À LA CONSTRUCTION ET L'ENTRETIEN

DE PONTS FRONTIÈRES SUR LE RHIN

Adoption d'un projet de loi

 
Dossier législatif : projet de loi autorisant l'approbation de l'accord entre le Gouvernement de la République française et le Gouvernement de la République fédérale d'Allemagne relatif à la construction et l'entretien de ponts frontières sur le Rhin dont les parties contractantes n'assurent pas la maîtrise d'ouvrage
Discussion générale (fin)

M. le président. L'ordre du jour appelle la discussion du projet de loi (n° 112-2002-2003), adopté par l'Assemblée nationale, autorisant l'approbation de l'accord entre le Gouvernement de la République française et le Gouvernement de la République fédérale d'Allemagne relatif à la construction et l'entretien de ponts frontières sur le Rhin dont les parties contractantes n'assurent pas la maîtrise d'ouvrage. [Rapport n° 151-2002-2003).]

Dans la discussion générale, la parole est à Mme la ministre déléguée.

Mme Noëlle Lenoir, ministre déléguée aux affaires européennes. Monsieur le président, mesdames, messieurs les sénateurs, la France et l'Allemagne ont signé le 12 juin 2001 à Fribourg-en-Brisgau un accord définissant les principes relatifs à la construction et à l'entretien de ponts frontières sur le Rhin qui relient des voies publiques, à l'exception des autoroutes et des routes nationales pour la France et des routes fédérales de grande communication pour l'Allemagne.

Le développement de la coopération transfrontalière dans le bassin rhénan a favorisé, à l'instigation des collectivités territoriales, l'émergence de plusieurs projets d'ouvrage sur le Rhin. Je pense notamment au pont entre Fessenheim et Artheim, ainsi qu'aux passerelles pour piétons et cyclistes entre Strasbourg et Kehl et entre Huningue et Weil-am-Rhein.

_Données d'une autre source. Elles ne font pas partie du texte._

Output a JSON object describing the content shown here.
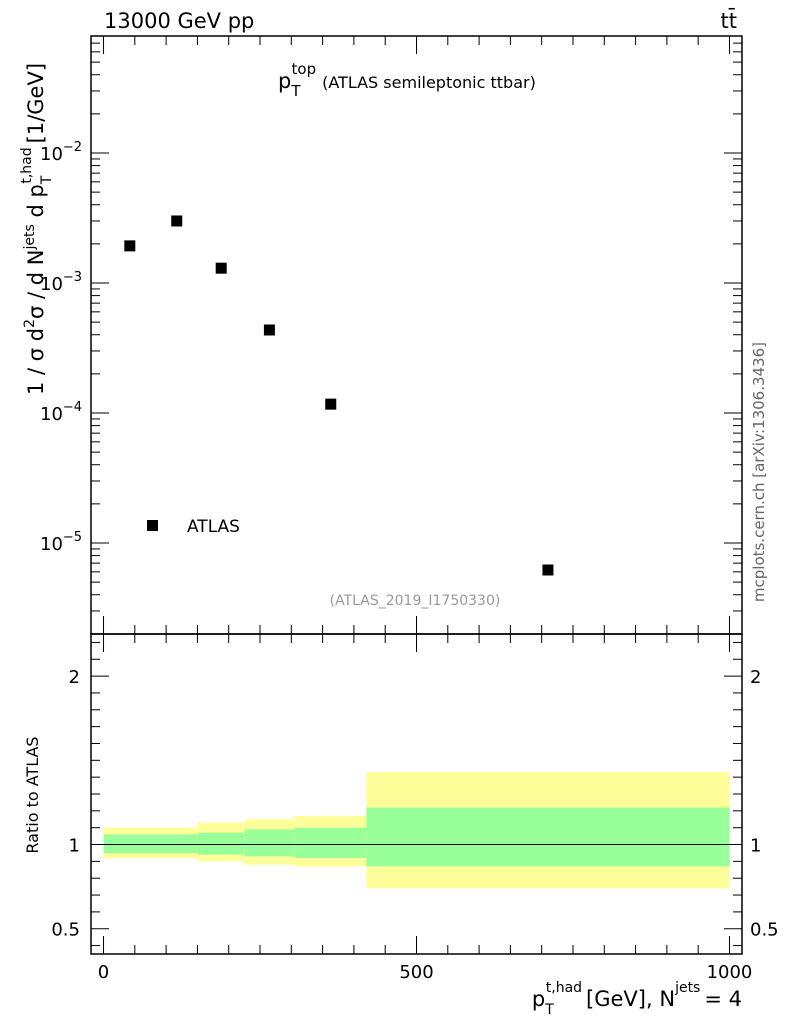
{
  "header": {
    "energy_label": "13000 GeV pp",
    "process_label": "tt̄"
  },
  "main_title": {
    "p": "p",
    "sub": "T",
    "sup": "top",
    "rest": "(ATLAS semileptonic ttbar)"
  },
  "analysis_id": "(ATLAS_2019_I1750330)",
  "watermark": "mcplots.cern.ch [arXiv:1306.3436]",
  "y_axis_label": {
    "pre": "1 / σ d",
    "sup1": "2",
    "mid1": "σ / d N",
    "sup2": "jets",
    "mid2": " d p",
    "sub3": "T",
    "sup3": "t,had",
    "unit": "[1/GeV]"
  },
  "ratio_ylabel": "Ratio to ATLAS",
  "x_axis_label": {
    "p": "p",
    "sub": "T",
    "sup": "t,had",
    "unit": "[GeV], N",
    "sup2": "jets",
    "eq": "= 4"
  },
  "legend": {
    "entries": [
      "ATLAS"
    ]
  },
  "chart_data": {
    "type": "scatter",
    "x_range": [
      -20,
      1020
    ],
    "y_log": true,
    "y_range_exp": [
      -5.7,
      -1.1
    ],
    "y_tick_labels": [
      {
        "exp": -2,
        "text": "10",
        "sup": "−2"
      },
      {
        "exp": -3,
        "text": "10",
        "sup": "−3"
      },
      {
        "exp": -4,
        "text": "10",
        "sup": "−4"
      },
      {
        "exp": -5,
        "text": "10",
        "sup": "−5"
      }
    ],
    "x_tick_labels": [
      {
        "value": 0,
        "text": "0"
      },
      {
        "value": 500,
        "text": "500"
      },
      {
        "value": 1000,
        "text": "1000"
      }
    ],
    "series": [
      {
        "name": "ATLAS",
        "points": [
          {
            "x": 42,
            "y": 0.00193
          },
          {
            "x": 117,
            "y": 0.003
          },
          {
            "x": 188,
            "y": 0.0013
          },
          {
            "x": 265,
            "y": 0.000435
          },
          {
            "x": 363,
            "y": 0.000117
          },
          {
            "x": 710,
            "y": 6.2e-06
          }
        ]
      }
    ],
    "ratio": {
      "y_range": [
        0.35,
        2.25
      ],
      "y_tick_labels": [
        {
          "value": 2,
          "text": "2"
        },
        {
          "value": 1,
          "text": "1"
        },
        {
          "value": 0.5,
          "text": "0.5"
        }
      ],
      "bins": [
        {
          "x0": 0,
          "x1": 150,
          "green_lo": 0.95,
          "green_hi": 1.06,
          "yellow_lo": 0.92,
          "yellow_hi": 1.1
        },
        {
          "x0": 150,
          "x1": 225,
          "green_lo": 0.94,
          "green_hi": 1.07,
          "yellow_lo": 0.9,
          "yellow_hi": 1.13
        },
        {
          "x0": 225,
          "x1": 305,
          "green_lo": 0.93,
          "green_hi": 1.09,
          "yellow_lo": 0.88,
          "yellow_hi": 1.15
        },
        {
          "x0": 305,
          "x1": 420,
          "green_lo": 0.92,
          "green_hi": 1.1,
          "yellow_lo": 0.87,
          "yellow_hi": 1.17
        },
        {
          "x0": 420,
          "x1": 1000,
          "green_lo": 0.87,
          "green_hi": 1.22,
          "yellow_lo": 0.74,
          "yellow_hi": 1.43
        }
      ]
    },
    "colors": {
      "green": "#99ff99",
      "yellow": "#ffff99",
      "marker": "#000000",
      "analysis_id": "#999999"
    }
  }
}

Cet accord concrétise la volonté des deux Etats de faciliter les conditions de franchissement du Rhin en permettant la construction et l'entretien de ponts frontières dont ils n'assureront pas la maîtrise d'ouvrage. Ces ponts frontières amélioreront sensiblement les conditions de circulation des personnes et des biens entre la région Alsace et le Land du Bade-Wurtemberg. Ils permettront, en particulier, d'intensifier et d'élargir l'activité économique transfrontalière, qui est vitale tant pour les entreprises françaises que pour les entreprises allemandes. Ils rationaliseront les traversées rhénanes, renforceront les relations entre les deux rives du Rhin et stimuleront leur dynamisme.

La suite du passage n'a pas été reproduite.